Temperature profiles and residence time effects during catalytic partial oxidation and oxidative steam reforming of propane in metallic microchannel reactors

Abstract

Microchanneled reactors made from Fecralloy and impregnated with Rh were studied in partial oxidation (POX) and oxidative steam reforming (OSR) reactions for production of hydrogen or synthesis gas. Temperature profiles obtained along the reactor axis confirmed that the metallic microchannel reactor is able to minimize temperature gradients and pointed to gas phase ignition in front of the reactor as the main reason for reduced syngas production and increased hydrocarbon by-product formation at the highest furnace temperatures.
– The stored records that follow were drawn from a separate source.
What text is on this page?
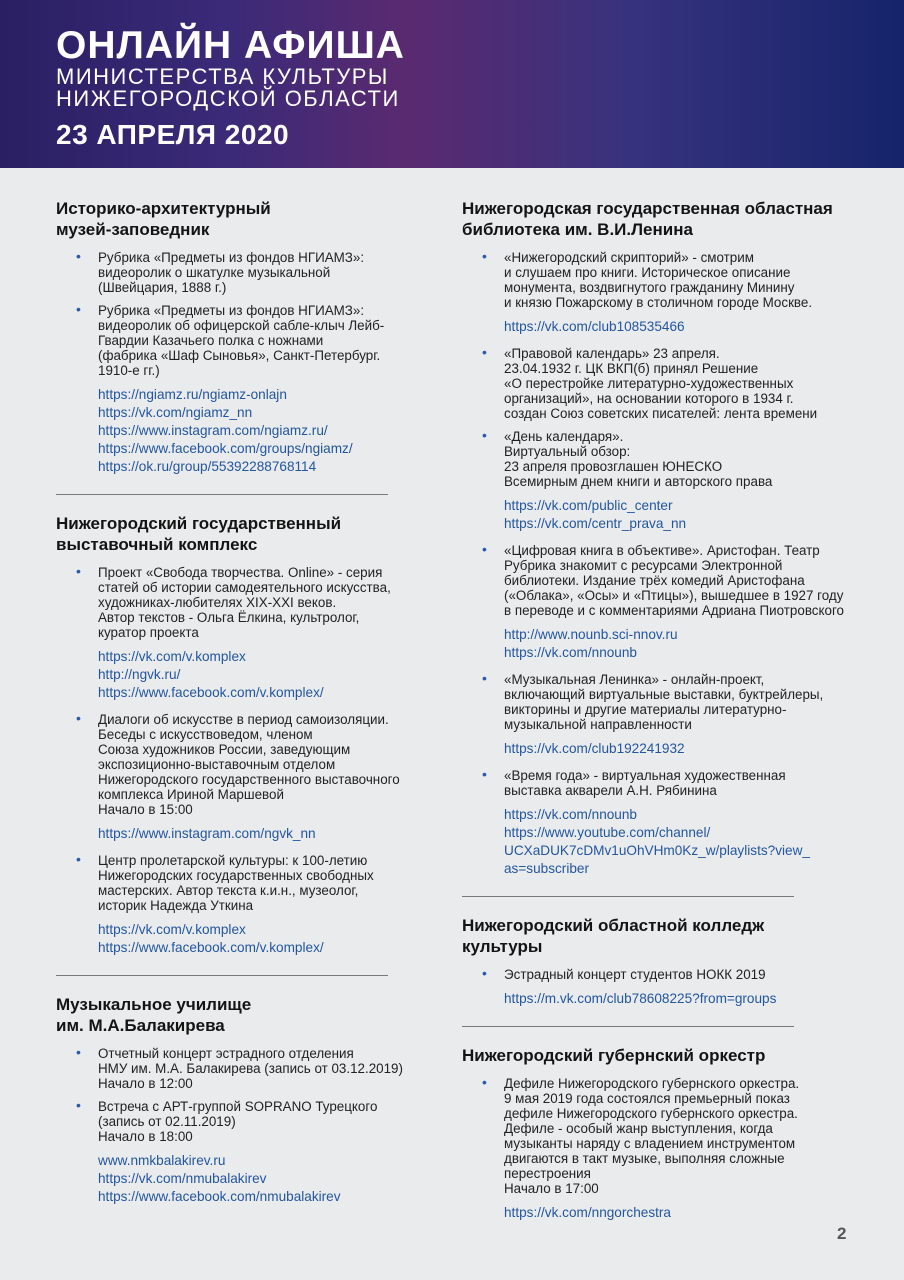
ОНЛАЙН АФИША
МИНИСТЕРСТВА КУЛЬТУРЫ
НИЖЕГОРОДСКОЙ ОБЛАСТИ
23 АПРЕЛЯ 2020
Историко-архитектурный
музей-заповедник
• Рубрика «Предметы из фондов НГИАМЗ»:
видеоролик о шкатулке музыкальной
(Швейцария, 1888 г.)
• Рубрика «Предметы из фондов НГИАМЗ»:
видеоролик об офицерской сабле-клыч Лейб-
Гвардии Казачьего полка с ножнами
(фабрика «Шаф Сыновья», Санкт-Петербург.
1910-е гг.)
https://ngiamz.ru/ngiamz-onlajn
https://vk.com/ngiamz_nn
https://www.instagram.com/ngiamz.ru/
https://www.facebook.com/groups/ngiamz/
https://ok.ru/group/55392288768114
Нижегородский государственный
выставочный комплекс
• Проект «Свобода творчества. Online» - серия
статей об истории самодеятельного искусства,
художниках-любителях XIX-XXI веков.
Автор текстов - Ольга Ёлкина, культролог,
куратор проекта
https://vk.com/v.komplex
http://ngvk.ru/
https://www.facebook.com/v.komplex/
• Диалоги об искусстве в период самоизоляции.
Беседы с искусствоведом, членом
Союза художников России, заведующим
экспозиционно-выставочным отделом
Нижегородского государственного выставочного
комплекса Ириной Маршевой
Начало в 15:00
https://www.instagram.com/ngvk_nn
• Центр пролетарской культуры: к 100-летию
Нижегородских государственных свободных
мастерских. Автор текста к.и.н., музеолог,
историк Надежда Уткина
https://vk.com/v.komplex
https://www.facebook.com/v.komplex/
Музыкальное училище
им. М.А.Балакирева
• Отчетный концерт эстрадного отделения
НМУ им. М.А. Балакирева (запись от 03.12.2019)
Начало в 12:00
• Встреча с АРТ-группой SOPRANO Турецкого
(запись от 02.11.2019)
Начало в 18:00
www.nmkbalakirev.ru
https://vk.com/nmubalakirev
https://www.facebook.com/nmubalakirev
Нижегородская государственная областная
библиотека им. В.И.Ленина
• «Нижегородский скрипторий» - смотрим
и слушаем про книги. Историческое описание
монумента, воздвигнутого гражданину Минину
и князю Пожарскому в столичном городе Москве.
https://vk.com/club108535466
• «Правовой календарь» 23 апреля.
23.04.1932 г. ЦК ВКП(б) принял Решение
«О перестройке литературно-художественных
организаций», на основании которого в 1934 г.
создан Союз советских писателей: лента времени
• «День календаря».
Виртуальный обзор:
23 апреля провозглашен ЮНЕСКО
Всемирным днем книги и авторского права
https://vk.com/public_center
https://vk.com/centr_prava_nn
• «Цифровая книга в объективе». Аристофан. Театр
Рубрика знакомит с ресурсами Электронной
библиотеки. Издание трёх комедий Аристофана
(«Облака», «Осы» и «Птицы»), вышедшее в 1927 году
в переводе и с комментариями Адриана Пиотровского
http://www.nounb.sci-nnov.ru
https://vk.com/nnounb
• «Музыкальная Ленинка» - онлайн-проект,
включающий виртуальные выставки, буктрейлеры,
викторины и другие материалы литературно-
музыкальной направленности
https://vk.com/club192241932
• «Время года» - виртуальная художественная
выставка акварели А.Н. Рябинина
https://vk.com/nnounb
https://www.youtube.com/channel/
UCXaDUK7cDMv1uOhVHm0Kz_w/playlists?view_
as=subscriber
Нижегородский областной колледж
культуры
• Эстрадный концерт студентов НОКК 2019
https://m.vk.com/club78608225?from=groups
Нижегородский губернский оркестр
• Дефиле Нижегородского губернского оркестра.
9 мая 2019 года состоялся премьерный показ
дефиле Нижегородского губернского оркестра.
Дефиле - особый жанр выступления, когда
музыканты наряду с владением инструментом
двигаются в такт музыке, выполняя сложные
перестроения
Начало в 17:00
https://vk.com/nngorchestra
2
Addition of steam to the reactant mixture (OSR) resulted in increased formation of hydrogen relative to propane converted (S*(H 2)), mainly in accordance with the water–gas shift reaction. Reducing the residence time below 10 ms at 800 °C gave increased S*(H 2) and CO selectivity and reduced by-product formation, indicating suppression of the gas phase reactions and possibly also direct formation of H 2 and CO as part of the reaction scheme. The Rh/Al 2O 3/Fecralloy microchannel reactor also shows good stability during more than 70 experiments of both POX and OSR with temperature cycling from 300 to 1000 °C.